The 2022 Hall of Fame Class: A Vote on Baseball’s Greatest Steroid Users

"Ken Griffey Jr. and Mike Piazza: Hall of Famers" by Arturo Pardavila III is licensed under CC BY 2.0

On January 25th, the new inductees into the Baseball Hall of Fame will be announced. This is the tenth and final year of eligibility for Barry Bonds, Roger Clemens, and Sammy Sosa, each of whom has a resume well-worthy of induction into Cooperstown that is sullied by connection to Performance Enhancing Drugs. This makes 2022 the critical moment of decision for the legacies of these three players. Voters are presented with a referendum, once and for all: should the greatest players of modern baseball who used PEDs be venerated in the Hall of Fame?

Major League Baseball never gave a specific directive clarifying how PED users should be judged during their Hall of Fame candidacy. Rather, their legacies were left to the group of about four hundred baseball journalists and writers who vote to induct Hall of Famers each year.  The subjective discretion of this handful of writers determines these players’ legacies. A player needs 75% of the writers’ votes in one year to enter the Hall, or an unlikely selection from a veterans committee. Their name remains on the ballot for 10 years. 

In 2012, the voters saw the names of PED users Barry Bonds, Roger Clemens, and Sammy Sosa for the first time. For the past decade, they have been collectively procrastinating their verdict. A candidate’s tenth year on the ballot is effectively their conclusive judgment and many Hall of Famers don’t get inducted until this final year. Voters will delay the most difficult decisions until one’s final year of eligibility to let further perspectives and comparisons accumulate. One voter said they wanted to see the full landscape of the steroid-era before a final decision on Bonds and Clemens. Bonds, Clemens, and Sosa have been receiving enough votes to remain competitive candidates. Bonds and Clemens are extremely close at 61%, making 75% very attainable in their final year. 2022 is the moment of truth, where voters are conclusively forced to make their decision on modern baseball’s most important figures.
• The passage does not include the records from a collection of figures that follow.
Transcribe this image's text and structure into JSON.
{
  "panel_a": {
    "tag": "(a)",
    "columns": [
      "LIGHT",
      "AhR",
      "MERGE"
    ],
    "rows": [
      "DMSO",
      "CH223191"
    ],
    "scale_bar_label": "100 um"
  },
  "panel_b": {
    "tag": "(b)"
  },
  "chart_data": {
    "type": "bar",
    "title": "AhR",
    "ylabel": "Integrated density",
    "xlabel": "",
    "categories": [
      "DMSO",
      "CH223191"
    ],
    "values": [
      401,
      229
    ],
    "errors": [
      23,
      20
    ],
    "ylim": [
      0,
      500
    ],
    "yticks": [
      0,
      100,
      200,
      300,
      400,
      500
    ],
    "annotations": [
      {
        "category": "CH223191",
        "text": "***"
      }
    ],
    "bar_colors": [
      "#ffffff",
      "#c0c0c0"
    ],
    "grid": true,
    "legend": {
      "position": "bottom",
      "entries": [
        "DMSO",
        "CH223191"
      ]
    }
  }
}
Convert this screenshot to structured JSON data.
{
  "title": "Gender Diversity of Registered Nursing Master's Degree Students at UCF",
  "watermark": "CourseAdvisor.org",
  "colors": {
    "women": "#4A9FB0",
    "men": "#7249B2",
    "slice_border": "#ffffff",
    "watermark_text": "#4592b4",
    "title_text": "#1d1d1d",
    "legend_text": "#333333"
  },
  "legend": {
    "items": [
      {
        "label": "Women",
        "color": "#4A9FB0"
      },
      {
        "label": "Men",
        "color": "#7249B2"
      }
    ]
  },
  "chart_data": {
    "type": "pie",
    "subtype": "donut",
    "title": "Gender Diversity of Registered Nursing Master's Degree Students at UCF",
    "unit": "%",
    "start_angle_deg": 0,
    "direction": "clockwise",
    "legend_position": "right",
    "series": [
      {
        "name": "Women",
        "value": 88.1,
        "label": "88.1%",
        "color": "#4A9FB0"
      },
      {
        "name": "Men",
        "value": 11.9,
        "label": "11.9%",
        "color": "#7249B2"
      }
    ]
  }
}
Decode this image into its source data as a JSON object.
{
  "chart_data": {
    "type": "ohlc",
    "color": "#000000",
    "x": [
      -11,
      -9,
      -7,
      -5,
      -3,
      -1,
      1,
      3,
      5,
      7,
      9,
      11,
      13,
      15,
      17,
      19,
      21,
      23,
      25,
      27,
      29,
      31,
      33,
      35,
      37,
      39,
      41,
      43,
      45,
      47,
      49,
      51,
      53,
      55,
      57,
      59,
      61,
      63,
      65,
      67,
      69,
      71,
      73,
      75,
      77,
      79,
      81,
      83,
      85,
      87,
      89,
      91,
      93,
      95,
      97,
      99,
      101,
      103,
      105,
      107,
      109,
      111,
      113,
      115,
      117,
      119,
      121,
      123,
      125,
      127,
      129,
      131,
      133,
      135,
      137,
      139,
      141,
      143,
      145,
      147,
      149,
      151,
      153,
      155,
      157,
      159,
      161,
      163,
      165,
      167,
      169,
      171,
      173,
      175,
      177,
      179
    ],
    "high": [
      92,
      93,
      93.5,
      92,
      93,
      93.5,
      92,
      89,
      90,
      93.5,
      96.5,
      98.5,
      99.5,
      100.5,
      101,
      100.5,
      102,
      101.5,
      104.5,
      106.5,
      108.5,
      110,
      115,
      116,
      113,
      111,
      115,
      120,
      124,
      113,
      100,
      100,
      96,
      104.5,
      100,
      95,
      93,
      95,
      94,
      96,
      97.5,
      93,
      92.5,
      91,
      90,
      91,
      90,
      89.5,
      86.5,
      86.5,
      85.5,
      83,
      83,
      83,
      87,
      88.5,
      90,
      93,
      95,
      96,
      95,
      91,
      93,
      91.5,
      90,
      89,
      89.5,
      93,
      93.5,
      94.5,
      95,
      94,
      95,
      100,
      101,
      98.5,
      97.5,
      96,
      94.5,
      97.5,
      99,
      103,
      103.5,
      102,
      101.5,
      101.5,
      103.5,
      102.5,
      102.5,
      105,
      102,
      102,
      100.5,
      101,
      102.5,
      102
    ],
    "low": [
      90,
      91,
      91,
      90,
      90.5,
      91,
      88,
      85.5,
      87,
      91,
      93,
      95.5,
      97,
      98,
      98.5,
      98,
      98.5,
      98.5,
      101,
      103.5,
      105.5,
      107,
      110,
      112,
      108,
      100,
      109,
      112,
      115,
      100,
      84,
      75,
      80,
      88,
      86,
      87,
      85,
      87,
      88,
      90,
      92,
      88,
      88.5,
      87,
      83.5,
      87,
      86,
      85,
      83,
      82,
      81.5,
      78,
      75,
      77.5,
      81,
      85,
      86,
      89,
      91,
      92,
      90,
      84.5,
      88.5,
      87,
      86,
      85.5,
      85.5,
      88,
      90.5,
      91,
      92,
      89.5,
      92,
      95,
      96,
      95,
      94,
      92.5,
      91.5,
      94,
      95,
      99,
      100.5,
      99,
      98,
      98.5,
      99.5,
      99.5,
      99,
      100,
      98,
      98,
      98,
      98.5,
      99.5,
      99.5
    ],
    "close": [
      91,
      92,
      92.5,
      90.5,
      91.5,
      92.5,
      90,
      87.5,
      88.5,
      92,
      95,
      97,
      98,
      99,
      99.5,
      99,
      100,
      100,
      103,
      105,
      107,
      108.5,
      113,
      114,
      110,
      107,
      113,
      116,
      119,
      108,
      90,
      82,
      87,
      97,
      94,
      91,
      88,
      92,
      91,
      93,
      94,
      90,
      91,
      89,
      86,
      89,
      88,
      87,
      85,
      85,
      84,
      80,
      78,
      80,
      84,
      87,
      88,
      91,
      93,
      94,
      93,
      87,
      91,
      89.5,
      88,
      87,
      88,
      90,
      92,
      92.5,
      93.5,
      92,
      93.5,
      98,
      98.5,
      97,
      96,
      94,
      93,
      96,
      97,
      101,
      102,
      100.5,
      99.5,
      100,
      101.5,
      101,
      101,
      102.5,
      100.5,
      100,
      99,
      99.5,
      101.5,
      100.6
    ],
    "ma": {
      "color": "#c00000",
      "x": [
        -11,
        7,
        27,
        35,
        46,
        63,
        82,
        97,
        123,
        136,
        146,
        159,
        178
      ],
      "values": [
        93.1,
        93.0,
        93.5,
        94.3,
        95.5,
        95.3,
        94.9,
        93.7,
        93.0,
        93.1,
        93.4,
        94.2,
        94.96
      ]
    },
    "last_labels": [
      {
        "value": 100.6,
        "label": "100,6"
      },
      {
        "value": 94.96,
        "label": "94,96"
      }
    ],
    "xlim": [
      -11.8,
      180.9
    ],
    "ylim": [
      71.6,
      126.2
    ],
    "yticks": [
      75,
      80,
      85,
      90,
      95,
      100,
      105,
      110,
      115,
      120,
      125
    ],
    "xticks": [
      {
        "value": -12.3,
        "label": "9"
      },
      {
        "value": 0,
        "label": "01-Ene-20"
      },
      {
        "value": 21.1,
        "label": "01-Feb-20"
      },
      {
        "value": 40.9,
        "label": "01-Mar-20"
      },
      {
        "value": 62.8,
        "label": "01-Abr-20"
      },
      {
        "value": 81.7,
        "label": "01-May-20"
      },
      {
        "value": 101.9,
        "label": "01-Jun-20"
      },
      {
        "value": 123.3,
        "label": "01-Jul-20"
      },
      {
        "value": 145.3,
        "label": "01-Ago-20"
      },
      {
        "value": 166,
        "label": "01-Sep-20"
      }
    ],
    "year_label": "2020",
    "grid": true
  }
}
Voters have to grapple with the fact that Bonds, Clemens, and Sosa are not just generational stars, but some of the most statistically dominant players to have ever graced the diamond. Barry Bonds has hit the most Home Runs in baseball history and has won more than twice as many MVP awards as anyone else. Roger Clemens has the most Cy Young awards and has accumulated more Wins Above Replacement than any pitcher since 1927. Sammy Sosa is one of just nine players with 600 Home Runs. 

Without steroids these three would waltz into Cooperstown, likely in their first year. But there is substantial and irrefutable evidence that Bonds and Clemens built these godly resumes due to their use of steroids and other PEDs. Sosa, likewise, was on a list of players who tested positive for PEDs during 2003. These three stars became the public centre of baseball’s steroid scandal in the 1990’s and 2000’s and each has, at one point, had perjury or obstruction of justice charges levelled against them for lying about PED use in court. 

The steroid era was a time of vast doping and excess in the sport that fractured fans’ faith in the integrity of the game. 2022’s vote is not just a decision about them as individuals, but a collective decision on how to remember the era in which they played. Fans and writers have had many debates but few conclusions about how to understand an era where a vast number of players, which some claimed to be 50 or 85 percent, used steroids and put up some truly ridiculous statlines. This is the vote where baseball writers can decide if they want to validate or spurn an era of cheating and immoderation that most don’t have fond memories of. Likewise, this vote will set a precedent for the candidacies of other PED users. Alex Rodriguez, for example, is new to the ballot this year, and whether Bonds and Sosa become Hall of Famers will set a precedent for how he will be judged in the coming years. 

But how important is the Hall to the memories of these players? In a sense, to become a Hall of Famer is just getting your name on a plaque in a museum in upstate New York. Nobody will forget Barry Bonds breaking Hank Aaron’s all-time Home Run record, or Clemens’ World Series runs, or the Sosa-McGwire Home Run chase. These men are integral to the development and character of the sport, no matter what scandals they were a part of and how we ultimately judge the morality and effect of their actions. This vote is not a question of if they get remembered, but how they get remembered. Induction will honour them as baseball legends who played during an era with complex rules and ethics around PEDS. Denial will shun them from the game’s greats and label their cheating as an irredeemable path to achievement. 2022 is the most important Hall of Fame in recent memory. It is a final referendum on the game’s greatest steroid-users.